Aujourd'hui, je reçois un spectacle pour un, assis comme je le suis dans le salon confortable de sa maison du Buckinghamshire alors qu'il mélange une série de photos en noir et blanc de ses « jours heureux et heureux » dans la RAF de 1957 à 1960. Il continue sa mission est d'encourager le personnel militaire actuel et ancien à contacter le Fonds de bienfaisance de la RAF s'ils ont besoin d'aide, et c'est une entreprise chaleureuse et animée.
Vêtu d'une chemise et d'un pull élégants et en forme d'excuse, il se rend compte qu'il était trop occupé pour se raser avant mon arrivée ; "Désolé! Suis-je hérissé ? – il se déclare « tellement heureux de s’impliquer dans l’association car c’est tellement important ». En tant qu'opérateur radar, il était en poste, à un moment donné, à la frontière entre Berlin-Est et Berlin-Ouest.

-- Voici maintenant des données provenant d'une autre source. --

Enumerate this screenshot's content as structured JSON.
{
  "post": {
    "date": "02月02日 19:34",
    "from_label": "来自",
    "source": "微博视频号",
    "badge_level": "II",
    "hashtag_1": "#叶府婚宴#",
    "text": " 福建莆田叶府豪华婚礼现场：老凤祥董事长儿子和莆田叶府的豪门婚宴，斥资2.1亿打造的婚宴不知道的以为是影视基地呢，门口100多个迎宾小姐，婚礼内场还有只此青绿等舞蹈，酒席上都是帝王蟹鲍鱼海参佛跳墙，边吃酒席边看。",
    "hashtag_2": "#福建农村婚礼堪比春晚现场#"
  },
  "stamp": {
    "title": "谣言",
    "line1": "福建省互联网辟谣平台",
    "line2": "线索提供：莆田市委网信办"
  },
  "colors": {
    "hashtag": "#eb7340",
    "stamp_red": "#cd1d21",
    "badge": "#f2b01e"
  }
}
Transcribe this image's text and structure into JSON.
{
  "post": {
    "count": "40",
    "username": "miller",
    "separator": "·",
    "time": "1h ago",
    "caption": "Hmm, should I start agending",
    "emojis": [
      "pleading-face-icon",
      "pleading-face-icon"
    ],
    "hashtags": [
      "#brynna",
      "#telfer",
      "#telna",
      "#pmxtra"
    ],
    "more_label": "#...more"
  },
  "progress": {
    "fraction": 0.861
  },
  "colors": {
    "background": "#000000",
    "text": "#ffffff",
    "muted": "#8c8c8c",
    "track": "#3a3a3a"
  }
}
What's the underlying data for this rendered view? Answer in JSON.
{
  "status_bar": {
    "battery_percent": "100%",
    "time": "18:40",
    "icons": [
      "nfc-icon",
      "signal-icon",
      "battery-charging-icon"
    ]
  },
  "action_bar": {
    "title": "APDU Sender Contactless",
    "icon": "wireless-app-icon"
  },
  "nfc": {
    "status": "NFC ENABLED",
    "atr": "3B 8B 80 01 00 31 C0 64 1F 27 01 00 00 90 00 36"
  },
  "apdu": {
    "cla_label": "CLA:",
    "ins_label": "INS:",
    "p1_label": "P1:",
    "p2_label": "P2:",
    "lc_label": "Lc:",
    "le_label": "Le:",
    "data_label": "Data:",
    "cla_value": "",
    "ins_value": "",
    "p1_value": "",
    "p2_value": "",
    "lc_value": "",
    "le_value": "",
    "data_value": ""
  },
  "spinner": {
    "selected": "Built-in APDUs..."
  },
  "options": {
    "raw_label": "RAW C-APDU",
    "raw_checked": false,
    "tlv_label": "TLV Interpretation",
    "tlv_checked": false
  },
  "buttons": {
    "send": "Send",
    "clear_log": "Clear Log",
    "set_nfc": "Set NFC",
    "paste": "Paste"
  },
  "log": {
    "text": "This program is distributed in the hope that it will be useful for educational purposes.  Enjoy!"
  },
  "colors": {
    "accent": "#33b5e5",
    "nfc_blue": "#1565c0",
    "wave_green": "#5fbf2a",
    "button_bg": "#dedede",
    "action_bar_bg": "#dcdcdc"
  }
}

Il passe devant une photo froissée d'un groupe de garçons qui s'amusent dans un bar allemand : "Ici, nous buvons dans une botte de verre !" il rit. « Il y en avait six ou sept pintes. Nous l’avons bu en équipe et nous pouvions tous boire une pinte en 30 secondes… c’est moi », pointe-t-il en montrant son moi de 19 ans. "Il suffit de regarder l'impatience sur mon visage pendant que j'attends mon tour !"
Né à Bristol en 1938, Ball est le fils d'un fondeur de fer. «[Mon père] s'est agenouillé dans le sable toute sa vie et s'est retrouvé sans follicules pileux sur la peau de ses jambes», a expliqué Ball. « Ma mère travaillait dans une fabrique de bottes pendant la guerre, puis dans une usine de tissage. » Son père lui a appris les mathématiques dès son plus jeune âge et sa mère lui a transmis le goût de la précision : les bottes qu'elle cousait pour les soldats dans les marais de Birmanie devaient être étanches. Les seuls livres de la maison étaient une série d’encyclopédies.
La famille a déménagé à Bolton dans l’espoir d’un nouveau départ – diriger une épicerie de légumes – lorsque Johnny avait 11 ans. Mais il a glissé du haut vers le bas alors que le marchand de légumes pataugeait et échouait, et que sa mère devait retourner travailler dans les moulins. « L'école était horrible, une farce, une tragédie », dit-il. "Je me suis retrouvé avec seulement deux niveaux O, pas assez bons pour entrer en sixième et encore moins à l'université."